Book Review: Mansfield Park
I was very glad to finish this book. VERY. It was one of those books that you just sludge through and you think there isn’t an end in sight. It was a book filled with bad whoodo. Okay, sure it’s by Jane Austen whose literary heroes have stolen hundreds of women’s hearts for centuries. But good lord this one takes the biscuit for being the most painful.
I’ll give her that it's her most original work. You watch our heroine, Fanny Price, grow from a small child into adulthood. She is mistreated by her wealthier aunts- Mrs Bertram and Mrs Norris (she is honestly the WOST) for no other reason, than that she is poor – her cousins Julia and Maria are also mistreated by the two women – their mother by indifference and by Mrs Norris through over-indulgence. In short, it was a tough read.
I wish I could say it got better, but as we watch Fanny get older, she becomes a wallflower – meek and unassuming. Fanny’s only friend is Edmund, the only one who tries to give her a little joy when she is always denied. And then you have the arrival of the Crawford siblings: Henry and Mary. Henry flirts outrageously with Maria and Julia (despite Maria being engaged to a man purely for his money) and Edmund becomes smitten with Mary, despite her disdain for him wanting to enter the church. Like I said earlier: a lot of bad whoodo.
This leads to an important aspect of Mansfield Park and one that doesn’t typically crop up in fictitious writing from this era: Slavery. The Crawford’s were so bold in their flirtatiousness to Maria, Julia, and Edmund due to the absence of their father, Sir Thomas Bertram, who leaves for Antigua to handle business on his plantation, that yes, used slaves. Sure. Have I enjoyed this book? Not at all. But is it still relevant in 2023? Yes – obviously! Conversations about slavery and colonialism will never go away, they are always important. Slavery was the foundation of many an empire, not just the British – it was, perhaps not the cornerstone, but its standing within the global economy was significant at that time.
I wish I could say it gets better in this book: and sure, for Fanny it does, she gets her Happily-Ever-After, but it comes at a price. The price is Julia and Maria and the reputation of Sir Thomas takes a rather massive hit. Henry, being your average regency Fuckboy, decides to try and get Fanny to fall in love with him. Which is funny because it backfires, and he falls for her and asks her to marry him. Multiple times by the way. But Fanny, seeing how outrageous he has been with Maria and Julia repeatedly turns him down as she does not trust him. Naturally, it all ends in tears when the flirtation is renewed with a now very MARRIED Maria, and they run away together. I’d say it speaks volumes that he’d run away with Maria, never tells her he loves her but asks Fanny to marry him because he loves her. It's very telling.

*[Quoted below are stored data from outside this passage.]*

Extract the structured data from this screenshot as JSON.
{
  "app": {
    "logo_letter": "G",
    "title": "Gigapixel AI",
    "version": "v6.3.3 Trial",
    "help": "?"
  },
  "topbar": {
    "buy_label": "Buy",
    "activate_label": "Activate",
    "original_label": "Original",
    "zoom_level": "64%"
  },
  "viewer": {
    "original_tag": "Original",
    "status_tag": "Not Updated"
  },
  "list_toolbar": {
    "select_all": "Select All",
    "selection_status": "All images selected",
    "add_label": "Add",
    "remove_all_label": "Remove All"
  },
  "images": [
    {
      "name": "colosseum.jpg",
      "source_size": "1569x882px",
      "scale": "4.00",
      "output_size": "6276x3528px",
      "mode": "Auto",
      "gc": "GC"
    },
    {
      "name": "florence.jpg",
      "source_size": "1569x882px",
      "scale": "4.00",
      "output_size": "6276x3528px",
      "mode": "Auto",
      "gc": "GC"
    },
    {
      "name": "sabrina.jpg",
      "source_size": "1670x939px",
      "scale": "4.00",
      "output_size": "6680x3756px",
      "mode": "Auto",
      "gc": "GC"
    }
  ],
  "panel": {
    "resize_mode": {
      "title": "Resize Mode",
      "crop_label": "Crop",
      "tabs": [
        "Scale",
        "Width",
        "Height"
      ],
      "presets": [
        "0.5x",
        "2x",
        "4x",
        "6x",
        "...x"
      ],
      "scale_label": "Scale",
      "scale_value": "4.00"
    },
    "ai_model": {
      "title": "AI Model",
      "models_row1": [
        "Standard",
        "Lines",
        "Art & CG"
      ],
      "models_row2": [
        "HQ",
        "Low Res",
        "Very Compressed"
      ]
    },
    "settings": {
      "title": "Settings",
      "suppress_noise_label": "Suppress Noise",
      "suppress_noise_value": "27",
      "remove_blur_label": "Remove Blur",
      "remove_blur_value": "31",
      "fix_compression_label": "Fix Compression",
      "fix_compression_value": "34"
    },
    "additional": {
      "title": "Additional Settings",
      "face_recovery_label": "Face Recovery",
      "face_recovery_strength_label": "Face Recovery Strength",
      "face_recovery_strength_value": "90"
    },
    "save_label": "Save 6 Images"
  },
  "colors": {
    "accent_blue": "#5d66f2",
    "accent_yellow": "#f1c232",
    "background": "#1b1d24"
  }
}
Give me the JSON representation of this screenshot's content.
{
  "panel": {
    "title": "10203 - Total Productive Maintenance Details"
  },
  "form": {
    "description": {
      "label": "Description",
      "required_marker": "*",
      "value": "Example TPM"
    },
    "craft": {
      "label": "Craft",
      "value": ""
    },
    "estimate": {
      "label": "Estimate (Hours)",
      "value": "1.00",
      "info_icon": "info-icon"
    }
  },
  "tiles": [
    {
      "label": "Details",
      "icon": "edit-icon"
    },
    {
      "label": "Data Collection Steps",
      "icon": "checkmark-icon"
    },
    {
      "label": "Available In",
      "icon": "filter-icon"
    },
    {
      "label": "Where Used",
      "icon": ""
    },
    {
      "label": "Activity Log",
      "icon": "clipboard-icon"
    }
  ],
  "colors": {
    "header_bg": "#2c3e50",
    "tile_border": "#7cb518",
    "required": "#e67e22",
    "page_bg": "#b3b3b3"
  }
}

It’s a joy that everyone gets their comeuppance at the end – but the version I read was 560 pages long and the resolution was done in 10 pages. It took way too long. Sure, the lush rich details Jane Austen provides give us a look at regency life, but my god! There was a lot of misery for Fanny to go through. If you want to read this book, go ahead – but buckle up for a long ride.